Marriage: Weekly Discussions (Week 8)

Roses & Thorns:

Jon:

  • Rose – Having a three day weekend together
  • Thorn – No thorns this week!

Angie:

  • Rose – Learning that we are going to Georgia and bonding with a co-worker over our infertility struggles
  • Thorn – The disagreement Jon and I had about his driving (LOL)

Weekly Discussion Topic/Question:  What are three strengths you see between us that we possess as a team?

Jon:  Trust, we are on the same level (have the same goals), yin and yang (they say opposites attract)

Angie:  Loyalty/dependability/devotion, trust and communication

Devotional/Book Reading: Division of Labor taken from Gary Chapman’s The One Year Love Language Minute Devotional

Two people are better off than one, for they can help each other succeed. If one person falls, the other can reach out and help. But someone who falls alone is in real trouble. – Ecclesiastes 4:9 – 10

Synopsis: In short this reading focuses on the division of labor and that couples should focus on the strengths of each person when discussing who should do what.  While each person may have their own tasks to complete that does not mean that the other person cannot jump in and help when needed.  Remember team work makes the dream work!

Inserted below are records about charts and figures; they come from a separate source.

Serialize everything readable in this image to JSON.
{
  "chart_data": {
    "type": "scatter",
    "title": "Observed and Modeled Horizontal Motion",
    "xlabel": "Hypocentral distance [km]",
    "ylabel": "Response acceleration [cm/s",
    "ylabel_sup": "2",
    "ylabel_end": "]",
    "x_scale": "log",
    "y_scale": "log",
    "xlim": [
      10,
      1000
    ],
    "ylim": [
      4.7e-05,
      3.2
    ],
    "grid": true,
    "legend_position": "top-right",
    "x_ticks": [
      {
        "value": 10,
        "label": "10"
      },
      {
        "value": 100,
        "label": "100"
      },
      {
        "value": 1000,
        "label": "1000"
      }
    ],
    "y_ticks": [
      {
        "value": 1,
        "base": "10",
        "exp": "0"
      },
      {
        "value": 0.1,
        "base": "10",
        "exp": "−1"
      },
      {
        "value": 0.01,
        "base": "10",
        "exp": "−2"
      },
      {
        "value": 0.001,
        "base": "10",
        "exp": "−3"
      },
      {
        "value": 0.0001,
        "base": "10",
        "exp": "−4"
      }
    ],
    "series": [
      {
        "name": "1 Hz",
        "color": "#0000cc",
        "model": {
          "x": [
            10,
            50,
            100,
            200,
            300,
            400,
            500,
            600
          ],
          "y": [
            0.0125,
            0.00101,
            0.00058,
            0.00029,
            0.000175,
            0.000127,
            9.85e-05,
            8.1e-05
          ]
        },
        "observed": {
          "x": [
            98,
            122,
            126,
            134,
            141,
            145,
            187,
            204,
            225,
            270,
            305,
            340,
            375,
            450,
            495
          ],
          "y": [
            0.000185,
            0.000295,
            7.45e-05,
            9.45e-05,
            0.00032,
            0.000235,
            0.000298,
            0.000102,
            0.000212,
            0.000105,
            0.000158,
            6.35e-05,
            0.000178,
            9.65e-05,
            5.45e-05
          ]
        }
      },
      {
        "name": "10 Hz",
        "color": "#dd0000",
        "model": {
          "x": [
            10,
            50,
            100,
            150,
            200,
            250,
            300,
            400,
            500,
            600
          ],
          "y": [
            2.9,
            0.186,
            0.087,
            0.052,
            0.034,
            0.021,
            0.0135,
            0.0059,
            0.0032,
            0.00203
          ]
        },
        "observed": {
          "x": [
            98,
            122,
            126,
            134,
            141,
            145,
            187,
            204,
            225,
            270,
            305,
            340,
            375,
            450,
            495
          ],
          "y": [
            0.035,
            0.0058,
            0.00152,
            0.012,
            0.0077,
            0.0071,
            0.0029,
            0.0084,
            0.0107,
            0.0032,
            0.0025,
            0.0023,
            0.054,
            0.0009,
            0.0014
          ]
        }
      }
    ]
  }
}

Our takeaway:  Jon and I both discussed the division of labor in our household.  We took the time to go over the things that Jon does in our relationship and the things that I do.  We agree that the division is pretty fair and that we both do our fair share.  I like to call it brains and brawn, I am the brains and he is the brawn.  We joke about this often, obviously he has brains too, LOL.  But seriously I come up with the lot of good ideas and Jon makes them happen.  He does a lot of the heavy lifting where I focus more on the organization and idea development.  We work together well and have no qualms with the division of labor in our household or the roles we play.

It is important to sit down with your spouse, think of the tasks that need to get done in your relationship and figure out the division of those tasks.  Talk about how you feel, and if you think what you have come up with is fair.  It is necessary to agree because otherwise resentment and hurt may arise.

Please share your rose and thorn for the week!  How do you divide labor in your relationship?  Do you agree with how things have been divided?  What role do you play in your marriage?